It had been a few days since I unwillingly became Diron, Vice-Captain of the soon-to-be Whitebeard Pirates.
And by "soon-to-be," I mean it was still just me and Oyaji on this stolen ship.
But of course… life wouldn't stay quiet for long.
"Oi, brat! Wake up!"
I groaned, still half-asleep on a barrel.
"What now, Oyaji…?"
"We got company!"
I scrambled to my feet and looked out over the railing.
Sure enough — several Marine ships were closing in, their sails marked with that cursed seagull symbol.
At the head of the fleet, standing tall with his stupid smug face, was none other than Sengoku.
The man was 41 now, and somehow looked both young and grumpy at the same time.
"WHITEBEARD!!" Sengoku's voice boomed across the sea. "SURRENDER YOURSELF AND THE STOLEN SHIP IMMEDIATELY!"

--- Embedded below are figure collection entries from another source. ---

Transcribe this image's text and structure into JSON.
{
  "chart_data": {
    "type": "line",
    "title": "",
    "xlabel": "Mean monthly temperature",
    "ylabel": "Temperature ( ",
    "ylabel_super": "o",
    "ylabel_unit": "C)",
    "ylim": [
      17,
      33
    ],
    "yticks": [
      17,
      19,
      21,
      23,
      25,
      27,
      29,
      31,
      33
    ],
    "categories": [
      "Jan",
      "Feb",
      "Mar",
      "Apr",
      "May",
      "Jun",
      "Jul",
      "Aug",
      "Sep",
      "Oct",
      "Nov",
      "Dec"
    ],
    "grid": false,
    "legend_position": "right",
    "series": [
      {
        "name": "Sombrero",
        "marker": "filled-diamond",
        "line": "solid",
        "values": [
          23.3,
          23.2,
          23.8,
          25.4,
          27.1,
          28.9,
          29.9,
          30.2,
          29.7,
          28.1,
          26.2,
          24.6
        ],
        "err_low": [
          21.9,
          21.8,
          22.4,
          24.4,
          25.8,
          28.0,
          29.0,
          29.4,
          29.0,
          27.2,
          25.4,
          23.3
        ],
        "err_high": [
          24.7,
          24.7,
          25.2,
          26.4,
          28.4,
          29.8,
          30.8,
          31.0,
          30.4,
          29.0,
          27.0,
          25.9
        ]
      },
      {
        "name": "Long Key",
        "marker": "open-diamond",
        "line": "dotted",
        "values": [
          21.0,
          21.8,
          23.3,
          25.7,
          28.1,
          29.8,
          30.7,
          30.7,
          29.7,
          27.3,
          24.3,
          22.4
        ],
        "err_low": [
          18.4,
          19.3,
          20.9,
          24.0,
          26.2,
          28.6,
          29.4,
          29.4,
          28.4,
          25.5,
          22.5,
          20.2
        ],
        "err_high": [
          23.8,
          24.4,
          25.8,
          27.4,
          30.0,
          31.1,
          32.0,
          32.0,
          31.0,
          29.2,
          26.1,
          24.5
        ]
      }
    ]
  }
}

Whitebeard grinned, leaning on his bisento.
"Brat, today you'll see what a real pirate fight looks like."
I turned pale.
"Wait, wait, wait — can't we talk this out?!"
"No time for that." He shoved me toward the nearest cannon.

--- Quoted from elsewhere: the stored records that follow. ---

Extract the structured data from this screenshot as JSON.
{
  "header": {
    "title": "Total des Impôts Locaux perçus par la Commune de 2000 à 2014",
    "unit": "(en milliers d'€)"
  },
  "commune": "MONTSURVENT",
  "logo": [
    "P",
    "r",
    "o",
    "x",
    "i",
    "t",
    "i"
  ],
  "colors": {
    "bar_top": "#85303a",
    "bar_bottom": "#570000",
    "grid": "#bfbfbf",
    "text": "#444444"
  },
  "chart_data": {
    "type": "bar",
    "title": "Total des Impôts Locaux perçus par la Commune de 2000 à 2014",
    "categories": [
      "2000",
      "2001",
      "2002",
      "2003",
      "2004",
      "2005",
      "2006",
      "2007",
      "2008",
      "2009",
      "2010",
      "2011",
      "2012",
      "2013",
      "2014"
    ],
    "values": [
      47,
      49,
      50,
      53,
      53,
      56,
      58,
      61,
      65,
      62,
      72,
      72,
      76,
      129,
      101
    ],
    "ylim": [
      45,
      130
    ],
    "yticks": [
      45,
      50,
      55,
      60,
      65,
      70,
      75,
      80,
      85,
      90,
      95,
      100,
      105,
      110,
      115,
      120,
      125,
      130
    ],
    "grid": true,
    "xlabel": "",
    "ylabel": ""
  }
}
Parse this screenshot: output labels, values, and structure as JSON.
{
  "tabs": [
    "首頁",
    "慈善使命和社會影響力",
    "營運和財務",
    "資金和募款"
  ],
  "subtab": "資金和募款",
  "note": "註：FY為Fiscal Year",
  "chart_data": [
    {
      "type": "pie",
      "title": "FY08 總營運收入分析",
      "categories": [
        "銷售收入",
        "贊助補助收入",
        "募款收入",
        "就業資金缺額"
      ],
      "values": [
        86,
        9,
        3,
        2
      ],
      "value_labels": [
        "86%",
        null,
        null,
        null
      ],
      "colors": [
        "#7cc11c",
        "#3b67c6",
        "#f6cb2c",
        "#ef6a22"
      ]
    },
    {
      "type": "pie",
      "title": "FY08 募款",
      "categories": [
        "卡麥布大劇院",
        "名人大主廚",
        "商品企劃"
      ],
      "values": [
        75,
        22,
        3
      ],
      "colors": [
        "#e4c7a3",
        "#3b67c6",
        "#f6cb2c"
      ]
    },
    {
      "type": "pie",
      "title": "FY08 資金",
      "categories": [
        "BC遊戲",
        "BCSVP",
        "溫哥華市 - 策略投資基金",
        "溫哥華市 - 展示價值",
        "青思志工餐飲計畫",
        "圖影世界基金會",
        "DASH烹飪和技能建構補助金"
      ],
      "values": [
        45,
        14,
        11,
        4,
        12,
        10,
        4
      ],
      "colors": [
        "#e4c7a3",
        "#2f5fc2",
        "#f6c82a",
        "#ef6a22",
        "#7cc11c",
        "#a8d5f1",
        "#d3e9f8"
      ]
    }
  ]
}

"Load it, light it, and aim for the flag. First lesson: if you can't sink a ship, ruin its pride."
I clumsily grabbed the cannonball, loaded it, and fumbled with the fuse.
"I've never done this before!"
"Then you better learn quick — they're firing!"
BOOM BOOM BOOM!
Cannonballs splashed into the water around us. I nearly dropped mine in panic.

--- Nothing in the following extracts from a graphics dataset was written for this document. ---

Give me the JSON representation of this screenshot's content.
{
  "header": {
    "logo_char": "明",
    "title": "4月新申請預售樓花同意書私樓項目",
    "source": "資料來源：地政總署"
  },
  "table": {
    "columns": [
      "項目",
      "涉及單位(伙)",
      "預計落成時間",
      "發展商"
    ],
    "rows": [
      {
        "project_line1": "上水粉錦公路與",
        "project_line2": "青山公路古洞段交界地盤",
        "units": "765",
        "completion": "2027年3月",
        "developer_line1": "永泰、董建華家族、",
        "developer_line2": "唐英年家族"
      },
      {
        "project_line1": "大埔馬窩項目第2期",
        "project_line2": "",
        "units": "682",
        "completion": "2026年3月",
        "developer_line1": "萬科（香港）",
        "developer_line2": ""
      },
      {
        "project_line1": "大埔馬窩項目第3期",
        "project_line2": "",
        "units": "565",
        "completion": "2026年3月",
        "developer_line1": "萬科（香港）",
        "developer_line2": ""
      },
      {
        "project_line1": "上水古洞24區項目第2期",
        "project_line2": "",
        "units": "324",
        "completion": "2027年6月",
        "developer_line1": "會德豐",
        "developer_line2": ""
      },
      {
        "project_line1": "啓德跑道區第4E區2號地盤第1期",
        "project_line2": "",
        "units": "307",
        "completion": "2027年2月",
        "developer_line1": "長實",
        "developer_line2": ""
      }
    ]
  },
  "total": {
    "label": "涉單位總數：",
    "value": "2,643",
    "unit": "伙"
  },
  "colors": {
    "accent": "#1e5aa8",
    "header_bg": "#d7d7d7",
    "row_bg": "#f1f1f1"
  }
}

Meanwhile, Whitebeard just laughed like it was a fireworks show.
"Alright, Oyaji — here goes nothing!" I lit the fuse, aimed vaguely at a Marine ship's flag, and braced myself.
BOOM!
The recoil nearly knocked me into the ocean, but I held on.
My cannonball sailed through the air and, by sheer dumb luck, shredded the Marine flag right off one ship's mast.
"HAH! I DID IT!"
Whitebeard roared with laughter.
"Good shot, brat! You've got the makings of a pirate after all!"
Then he raised his bisento and pointed it toward the fleet.
Time seemed to slow.
And then—
CRACK!
A shockwave ripped through the sea as Whitebeard used his Devil Fruit. The ocean itself trembled, and the nearest Marine ship cracked like an eggshell.
I clung to the railing for dear life.
Sengoku gritted his teeth, giving orders, but thankfully — and I mean THANKFULLY — he was laser-focused on Whitebeard and completely ignored me.
'Please keep looking at him, please keep looking at him…' I silently begged.
And somehow, the universe answered.
Whitebeard turned back to me with a grin.
"Not bad for your first naval battle, Vice-Captain Diron!"
I gave a shaky thumbs up.
"Can we… not do this every day?"
He just laughed.
And so, my pirate life kept getting crazier by the hour.